Louis Vuitton ha utilizzato il kente nella sua ultima collezione, vista pochi giorni fa a Parigi.
Kente è la stoffa regale degli akan dell’Impero ashanti: un tessuto tenuto in grande considerazione che mal si presta a un uso profano. A differenza di quel che è accaduto in passato, quando altri brand di moda (e lo stesso Vuitton) hanno utilizzato stoffe africane o in uso in Africa per le proprie collezioni, non si è levata fino ad ora nessuna denuncia di appropriazione culturale.
Da cosa dipende questo cambio di passo? Probabilmente dall’organigramma di Louis Vuitton. Alla direzione artistica del brand c’è infatti dal 2018 il designer afroamericano Virgil Abloh, che si è distinto per l’impegno antirazzista e positive action a favore dei neri. E questo è stato considerato da diversi commentatori come una garanzia sufficiente della correttezza dell’operazione.
“Con Virgil Abloh come direttore artistico della grande casa di moda, non sorprende che il kente abbia trovato una presenza di così alto profilo”, ha dichiarato per esempio la scrittrice Elizabeth Ohene alla Bbc.
“Abloh è descritto come un designer americano, ma poiché ha genitori ghanesi, noi in Ghana lo rivendichiamo”. Ohene riconosce che l’uso industriale e profano del kente potrebbe sollevare delle perplessità, ma preferisce non addentrarsi su questo lato della vicenda.
Nel 2012, poprio Louis Vuitton era stato accusato di appropriazione culturale per avere riprodotto disegni e grafismi delle coperte dell’etnia basotho del Lesotho nella realizzazione di camicie, pullover e scialli, ignorando il loro significato tradizionale e trasformandoli in capi costosissimi. Allora il direttore artistico era Kim Jones.

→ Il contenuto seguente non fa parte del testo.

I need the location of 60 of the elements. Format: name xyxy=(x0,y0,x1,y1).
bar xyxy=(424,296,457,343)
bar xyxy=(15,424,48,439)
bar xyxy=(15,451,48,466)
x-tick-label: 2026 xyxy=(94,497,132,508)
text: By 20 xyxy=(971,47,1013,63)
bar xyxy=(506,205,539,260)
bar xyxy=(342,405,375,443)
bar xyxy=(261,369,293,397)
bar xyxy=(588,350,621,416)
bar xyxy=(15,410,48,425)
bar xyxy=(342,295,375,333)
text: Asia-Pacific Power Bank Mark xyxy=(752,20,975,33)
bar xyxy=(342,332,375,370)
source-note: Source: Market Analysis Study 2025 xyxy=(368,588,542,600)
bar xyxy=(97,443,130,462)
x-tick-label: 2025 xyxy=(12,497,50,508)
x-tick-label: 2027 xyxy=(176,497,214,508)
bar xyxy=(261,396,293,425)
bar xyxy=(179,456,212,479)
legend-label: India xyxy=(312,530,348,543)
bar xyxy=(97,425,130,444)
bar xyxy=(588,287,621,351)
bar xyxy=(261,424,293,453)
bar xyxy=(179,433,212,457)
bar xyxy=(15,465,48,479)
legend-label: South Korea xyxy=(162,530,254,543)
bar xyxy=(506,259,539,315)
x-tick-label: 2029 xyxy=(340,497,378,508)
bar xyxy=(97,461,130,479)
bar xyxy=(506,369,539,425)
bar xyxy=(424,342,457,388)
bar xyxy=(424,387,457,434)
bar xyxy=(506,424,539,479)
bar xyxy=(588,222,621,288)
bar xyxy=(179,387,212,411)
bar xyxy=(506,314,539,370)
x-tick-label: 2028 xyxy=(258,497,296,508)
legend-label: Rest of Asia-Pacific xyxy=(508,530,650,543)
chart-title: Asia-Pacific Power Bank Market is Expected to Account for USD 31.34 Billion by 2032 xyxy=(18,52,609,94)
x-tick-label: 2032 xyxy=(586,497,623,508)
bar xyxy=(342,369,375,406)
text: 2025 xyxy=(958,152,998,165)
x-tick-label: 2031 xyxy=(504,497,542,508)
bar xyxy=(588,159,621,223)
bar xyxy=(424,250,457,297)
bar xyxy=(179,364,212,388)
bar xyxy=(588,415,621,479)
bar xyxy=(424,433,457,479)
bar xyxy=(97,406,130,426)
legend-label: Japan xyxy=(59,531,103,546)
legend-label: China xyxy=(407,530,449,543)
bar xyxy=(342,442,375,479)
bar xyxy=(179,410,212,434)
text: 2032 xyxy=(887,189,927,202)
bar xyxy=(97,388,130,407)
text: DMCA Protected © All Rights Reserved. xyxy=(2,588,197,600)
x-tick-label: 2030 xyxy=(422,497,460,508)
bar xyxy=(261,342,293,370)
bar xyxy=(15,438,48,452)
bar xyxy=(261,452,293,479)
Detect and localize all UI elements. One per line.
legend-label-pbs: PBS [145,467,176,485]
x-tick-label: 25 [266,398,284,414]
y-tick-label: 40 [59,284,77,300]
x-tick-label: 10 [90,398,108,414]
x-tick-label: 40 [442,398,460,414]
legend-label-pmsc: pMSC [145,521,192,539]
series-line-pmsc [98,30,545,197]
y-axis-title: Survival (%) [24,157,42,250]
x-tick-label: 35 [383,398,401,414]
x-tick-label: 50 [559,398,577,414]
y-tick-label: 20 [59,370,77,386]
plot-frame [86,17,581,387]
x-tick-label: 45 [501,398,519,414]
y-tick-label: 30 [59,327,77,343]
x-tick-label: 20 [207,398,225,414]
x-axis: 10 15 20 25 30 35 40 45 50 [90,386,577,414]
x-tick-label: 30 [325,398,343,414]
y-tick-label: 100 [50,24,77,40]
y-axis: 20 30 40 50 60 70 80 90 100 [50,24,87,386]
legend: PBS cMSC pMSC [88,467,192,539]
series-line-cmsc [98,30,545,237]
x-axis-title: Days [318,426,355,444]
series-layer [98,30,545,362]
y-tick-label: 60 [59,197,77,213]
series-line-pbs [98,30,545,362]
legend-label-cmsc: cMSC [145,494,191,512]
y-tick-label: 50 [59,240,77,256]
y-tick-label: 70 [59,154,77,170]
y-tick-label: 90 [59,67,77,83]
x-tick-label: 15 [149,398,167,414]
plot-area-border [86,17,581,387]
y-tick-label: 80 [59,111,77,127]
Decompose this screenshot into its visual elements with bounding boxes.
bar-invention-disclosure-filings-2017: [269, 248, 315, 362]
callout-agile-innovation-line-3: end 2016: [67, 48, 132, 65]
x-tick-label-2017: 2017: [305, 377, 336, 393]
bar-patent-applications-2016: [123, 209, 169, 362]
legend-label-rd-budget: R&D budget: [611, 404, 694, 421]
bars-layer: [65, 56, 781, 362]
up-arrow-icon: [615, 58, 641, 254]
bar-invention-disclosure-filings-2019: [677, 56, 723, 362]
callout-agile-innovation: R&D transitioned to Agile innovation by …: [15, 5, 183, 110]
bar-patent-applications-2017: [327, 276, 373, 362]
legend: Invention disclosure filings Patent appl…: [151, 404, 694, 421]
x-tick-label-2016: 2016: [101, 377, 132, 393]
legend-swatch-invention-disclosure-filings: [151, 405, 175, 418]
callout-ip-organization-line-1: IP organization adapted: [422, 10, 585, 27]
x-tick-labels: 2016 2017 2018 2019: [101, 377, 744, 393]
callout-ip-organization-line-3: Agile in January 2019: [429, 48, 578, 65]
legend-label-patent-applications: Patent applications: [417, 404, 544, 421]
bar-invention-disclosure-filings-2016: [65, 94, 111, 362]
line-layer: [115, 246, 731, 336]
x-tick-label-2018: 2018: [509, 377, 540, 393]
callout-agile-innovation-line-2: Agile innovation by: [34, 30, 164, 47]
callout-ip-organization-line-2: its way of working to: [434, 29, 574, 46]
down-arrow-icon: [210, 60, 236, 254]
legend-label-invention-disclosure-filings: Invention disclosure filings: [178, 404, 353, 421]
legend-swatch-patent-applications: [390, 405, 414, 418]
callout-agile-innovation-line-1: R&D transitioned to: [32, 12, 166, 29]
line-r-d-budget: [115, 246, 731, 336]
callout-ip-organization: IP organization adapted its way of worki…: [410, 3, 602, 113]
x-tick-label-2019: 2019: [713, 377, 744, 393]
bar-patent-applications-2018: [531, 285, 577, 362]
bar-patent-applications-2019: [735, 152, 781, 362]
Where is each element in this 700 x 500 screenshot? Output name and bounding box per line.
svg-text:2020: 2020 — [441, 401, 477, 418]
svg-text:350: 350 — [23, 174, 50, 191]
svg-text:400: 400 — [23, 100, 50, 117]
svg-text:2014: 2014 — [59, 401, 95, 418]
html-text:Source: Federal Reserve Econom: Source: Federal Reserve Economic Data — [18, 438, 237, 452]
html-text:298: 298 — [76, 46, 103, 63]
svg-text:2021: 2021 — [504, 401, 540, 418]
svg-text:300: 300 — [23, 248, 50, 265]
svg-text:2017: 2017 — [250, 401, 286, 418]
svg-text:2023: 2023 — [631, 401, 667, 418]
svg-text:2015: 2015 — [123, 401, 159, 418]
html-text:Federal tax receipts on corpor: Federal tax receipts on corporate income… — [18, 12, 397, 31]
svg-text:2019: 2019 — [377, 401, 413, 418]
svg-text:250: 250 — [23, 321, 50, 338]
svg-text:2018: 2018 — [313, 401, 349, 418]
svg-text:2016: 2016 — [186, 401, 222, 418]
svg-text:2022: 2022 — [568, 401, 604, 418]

Altri brand di moda sono stati fortemente contestati per avere utilizzato tessuti africani. Una delle polemiche più recenti ha investito la maison Dior e la sua direttrice creativa Maria Grazia Chiuri, che nella sfilata cruise realizzata a Marrakech nel 2019 aveva presentato molti capi realizzati in wax, il cotone stampato a cera con riserva considerato un vessillo dell’africanità. Proprio per non sbagliare, Chiuri si era affidata alla consulenza di una delle più competenti studiose di wax e aveva scelto di rivolgersi a produttori ivoriani qualificati. Ma questo non era stato sufficiente a metterla al riparo dalle critiche. Il wax, per inciso, ha origini asiatiche ed è stato portato in Africa dagli olandesi. È un tessuto transnazionale che fa dialogare i continenti.